Instituée dans le cadre de la loi de finances, exercice 2026, la Taxe sur les nouveaux terminaux à cartes Sim est entrée en vigueur depuis le 1er juin dernier. Cette disposition permettra, a indiqué le directeur général de l'Aden, à l'Etat d'avoir un levier supplémentaire pour la mobilisation des ressources pour le financement des projets structurants de l'écosystème numérique, du renforcement de la connectivité et bien d'autres. Pilier du développement d'un Etat, le numérique est, a-t-il poursuivi, au coeur de l'action des pouvoirs publics.
« Investir sur le numérique, c'est investir pour le développement de l'Etat. Cette taxe est un gage de développement pour l'avenir numérique de l'Etat. Je tiens aussi à préciser que ne sont concernés par cette taxe que les nouveaux terminaux numériques à cartes Sim importés dans le territoire national », a précisé Héliodore Francis Alex Gouloubi devant la presse.
Restez informé des derniers gros titres sur WhatsApp | LinkedIn
On entend par nouveaux terminaux numériques à cartes SIM, des téléphones mobiles, des tablettes numériques équipées de cartes Sim pour leur fonctionnement. « Cela ne concerne que les terminaux nouveaux importés dans notre pays. Les terminaux existants qui fonctionnent sur le territoire national ou qui seront acquis par les usagers sur le marché local ne sont pas assujettis au paiement de cette taxe », a poursuivi le directeur général de l'Aden.

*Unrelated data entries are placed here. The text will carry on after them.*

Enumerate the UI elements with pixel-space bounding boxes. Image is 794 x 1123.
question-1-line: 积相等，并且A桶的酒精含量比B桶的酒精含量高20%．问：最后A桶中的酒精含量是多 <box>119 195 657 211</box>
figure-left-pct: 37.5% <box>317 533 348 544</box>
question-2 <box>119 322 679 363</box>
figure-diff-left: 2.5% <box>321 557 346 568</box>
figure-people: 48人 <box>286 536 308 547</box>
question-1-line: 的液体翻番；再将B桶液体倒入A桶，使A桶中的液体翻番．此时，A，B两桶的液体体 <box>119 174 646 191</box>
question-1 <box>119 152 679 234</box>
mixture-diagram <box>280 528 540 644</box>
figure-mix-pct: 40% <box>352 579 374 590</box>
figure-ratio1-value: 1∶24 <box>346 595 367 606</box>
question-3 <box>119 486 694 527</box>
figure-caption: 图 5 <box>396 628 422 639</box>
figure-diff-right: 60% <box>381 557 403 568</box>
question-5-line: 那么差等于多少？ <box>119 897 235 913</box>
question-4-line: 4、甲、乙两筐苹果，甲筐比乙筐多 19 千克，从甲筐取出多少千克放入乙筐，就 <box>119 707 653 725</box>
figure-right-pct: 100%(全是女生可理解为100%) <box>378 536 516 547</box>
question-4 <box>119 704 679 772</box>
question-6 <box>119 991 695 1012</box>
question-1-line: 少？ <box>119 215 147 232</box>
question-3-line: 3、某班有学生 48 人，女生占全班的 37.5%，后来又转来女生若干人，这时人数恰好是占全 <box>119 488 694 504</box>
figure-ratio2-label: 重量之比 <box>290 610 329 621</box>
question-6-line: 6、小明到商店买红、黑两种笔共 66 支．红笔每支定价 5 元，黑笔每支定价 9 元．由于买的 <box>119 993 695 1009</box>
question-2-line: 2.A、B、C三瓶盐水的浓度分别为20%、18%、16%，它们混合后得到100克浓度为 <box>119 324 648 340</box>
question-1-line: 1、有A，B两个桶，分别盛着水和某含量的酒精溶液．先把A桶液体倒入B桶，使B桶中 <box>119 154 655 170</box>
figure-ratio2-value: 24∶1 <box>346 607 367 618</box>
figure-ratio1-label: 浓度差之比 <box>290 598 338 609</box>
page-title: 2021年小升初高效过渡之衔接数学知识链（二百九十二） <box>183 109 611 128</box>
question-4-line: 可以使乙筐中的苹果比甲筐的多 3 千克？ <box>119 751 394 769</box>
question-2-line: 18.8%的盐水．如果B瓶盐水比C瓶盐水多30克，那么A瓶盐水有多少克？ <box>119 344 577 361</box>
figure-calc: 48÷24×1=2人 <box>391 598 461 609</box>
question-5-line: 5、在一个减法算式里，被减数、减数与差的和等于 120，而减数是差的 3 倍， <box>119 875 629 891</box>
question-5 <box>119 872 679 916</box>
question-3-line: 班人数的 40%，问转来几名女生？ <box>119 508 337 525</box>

C'est ainsi qu'il invite les importateurs à se conformer aux dispositions de la loi d'autant plus que cette taxe a une vocation de soutenir le financement des infrastructures numériques dans le pays et d'améliorer l'écosystème. Selon Héliodore Francis Alex Gouloubi, un terminal, aussi performant soit-il, s'il doit fonctionner dans un environnement de mauvaise qualité, le citoyen ne pourra pas bénéficier correctement de ces services. Ainsi, pour que cet écosystème soit renforcé ou soit modernisé, il faut également des investissements. D'où la nécessité de soutenir cette taxe pour le développement de l'écosystème numérique national.
« La taxe est due aux importateurs qui ramènent ces nouveaux terminaux dans notre pays. Ils s'acquittent du paiement de cette taxe par virement bancaire et très bientôt, nous allons intégrer également les moyens de paiement digitaux. Ils pourront s'acquitter du paiement de la taxe par MTN mobile Money ou par Airtel Money... », a-t-il annoncé.
La Commission économie, finances et contrôle de l'exécution du budget de l'Etat, que préside Maurice Mavoungou, a un point focal au sein de l'Aden, en l'occurrence le député Paul Matombé. Il a félicité le directeur général de cette agence pour avoir initié une campagne de vulgarisation de la loi instituant cette taxe à travers le territoire national.